Esophageal cancer tissue was collected from a 64-year-old male patient diagnosed with moderate esophageal cancer stage TNM T2N0M0 IIa. This study was approved by the Ethics Committee of Zhengzhou University and the patient whose tumor sample was used in the study was completely informed and gave full consent. PDX models were initiated by subcutaneous implantation of this patient’s esophageal cancer fragments (~2–3 mm) coated in Matrigel and implanted through subcutaneous flap incisions. All treatment experiments were performed in C.B-17 severe combined immunodeficient mice, 4 to 6 weeks old at time of PDX injection/implantation. Once tumor volumes reached approximately 150 mm3, mice were randomized to treatment with intraperitoneal (i.p.) injections of vehicle or HOI-02. HOI-02 was freshly prepared before each treatment and protected from light before injection. The first group (10 mice) received 100 μl of vehicle only (2% DMSO and 5% Tween-20 in PBS) i.p. every other day for 6 consecutive weeks. The other two groups (10 mice per group) were given 100 μl of HOI-02 (dissolved in 2% DMSO and 5% Tween-20 in PBS) i.p. every other day at a dose of 10 or 50 mg/kg body weight for 6 consecutive weeks. Tumor volume (length × width × depth × 0.52) was measured and body weights were recorded every week. At the end of the study, xenograft tumors were weighed and frozen in liquid nitrogen or fixed in 10% formalin and embedded in paraffin for histological studies.

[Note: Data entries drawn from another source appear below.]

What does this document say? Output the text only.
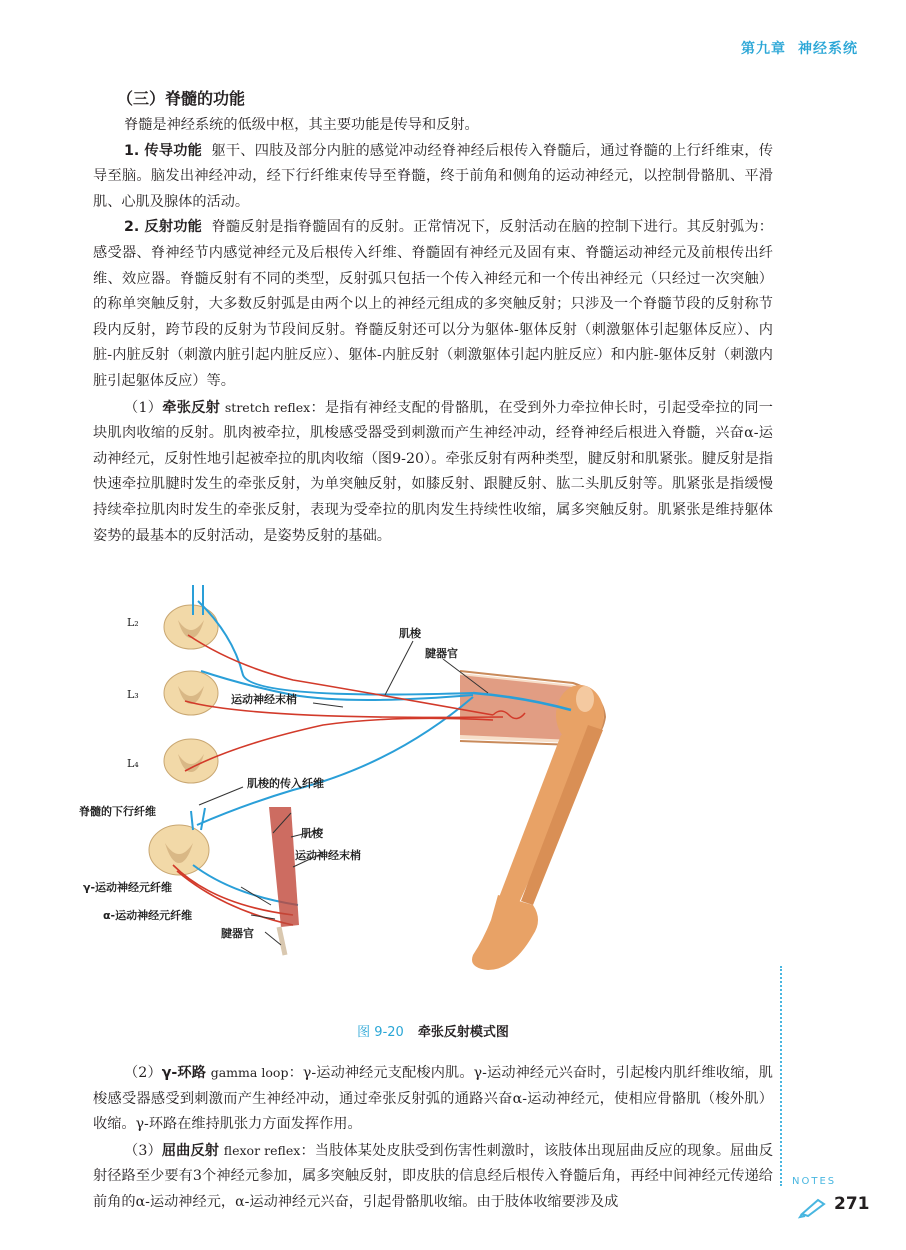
第九章 神经系统
（三）脊髓的功能

脊髓是神经系统的低级中枢，其主要功能是传导和反射。

1. 传导功能 躯干、四肢及部分内脏的感觉冲动经脊神经后根传入脊髓后，通过脊髓的上行纤维束，传导至脑。脑发出神经冲动，经下行纤维束传导至脊髓，终于前角和侧角的运动神经元，以控制骨骼肌、平滑肌、心肌及腺体的活动。

2. 反射功能 脊髓反射是指脊髓固有的反射。正常情况下，反射活动在脑的控制下进行。其反射弧为：感受器、脊神经节内感觉神经元及后根传入纤维、脊髓固有神经元及固有束、脊髓运动神经元及前根传出纤维、效应器。脊髓反射有不同的类型，反射弧只包括一个传入神经元和一个传出神经元（只经过一次突触）的称单突触反射，大多数反射弧是由两个以上的神经元组成的多突触反射；只涉及一个脊髓节段的反射称节段内反射，跨节段的反射为节段间反射。脊髓反射还可以分为躯体-躯体反射（刺激躯体引起躯体反应）、内脏-内脏反射（刺激内脏引起内脏反应）、躯体-内脏反射（刺激躯体引起内脏反应）和内脏-躯体反射（刺激内脏引起躯体反应）等。

（1）牵张反射 stretch reflex：是指有神经支配的骨骼肌，在受到外力牵拉伸长时，引起受牵拉的同一块肌肉收缩的反射。肌肉被牵拉，肌梭感受器受到刺激而产生神经冲动，经脊神经后根进入脊髓，兴奋α-运动神经元，反射性地引起被牵拉的肌肉收缩（图9-20）。牵张反射有两种类型，腱反射和肌紧张。腱反射是指快速牵拉肌腱时发生的牵张反射，为单突触反射，如膝反射、跟腱反射、肱二头肌反射等。肌紧张是指缓慢持续牵拉肌肉时发生的牵张反射，表现为受牵拉的肌肉发生持续性收缩，属多突触反射。肌紧张是维持躯体姿势的最基本的反射活动，是姿势反射的基础。

L₂
L₃
L₄
肌梭
腱器官
运动神经末梢
肌梭的传入纤维
脊髓的下行纤维
肌梭
运动神经末梢
γ-运动神经元纤维
α-运动神经元纤维
腱器官
图 9-20 牵张反射模式图

（2）γ-环路 gamma loop：γ-运动神经元支配梭内肌。γ-运动神经元兴奋时，引起梭内肌纤维收缩，肌梭感受器感受到刺激而产生神经冲动，通过牵张反射弧的通路兴奋α-运动神经元，使相应骨骼肌（梭外肌）收缩。γ-环路在维持肌张力方面发挥作用。

（3）屈曲反射 flexor reflex：当肢体某处皮肤受到伤害性刺激时，该肢体出现屈曲反应的现象。屈曲反射径路至少要有3个神经元参加，属多突触反射，即皮肤的信息经后根传入脊髓后角，再经中间神经元传递给前角的α-运动神经元，α-运动神经元兴奋，引起骨骼肌收缩。由于肢体收缩要涉及成

NOTES
271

Immunohistochemistry analysis

Tumor tissues were embedded in paraffin and subjected to immunohistochemistry. Tissues were deparaffinized and hydrated and then permeabilized with 0.5% Triton X-100/1 × PBS for 10 min. Tissues were hybridized with primary antibodies to detect Ki-67 (1 : 100), phosphorylated c-Jun (1:50), cleaved caspase 3 (1 : 100) or p21 and then with biotinylated goat anti-rabbit IgG or biotinylated goat anti-mouse IgG for p21 (1 : 25) as the secondary antibodies. An ABC kit (Vector Laboratories, Inc., Burlingame, CA, USA) was used to detect protein targets according to the manufacturer’s instructions. After developing with 3,30-diaminobenzidine, the sections were counterstained with hematoxylin and analyzed by microscope (200 ×) and the Image-Pro Plus software (v. 6.1) program (Media Cybernetics, Inc.).

DCFH-DA staining

To determine the level of ROS, histologic sections of esophageal cancers were stained with DCFH-DA (10 μM) in PBS for 30 min. Samples were then rinsed, mounted and analyzed using a fluorescent microscope system and the Image-Pro Plus software (v. 6.1) program (Media Cybernetics, Inc.).

Statistical analysis

All quantitative data are presented as mean values±S.D. as indicated. Statistical analysis of data was performed using the Student's t-test. Differences with a P<0.05 were considered significant.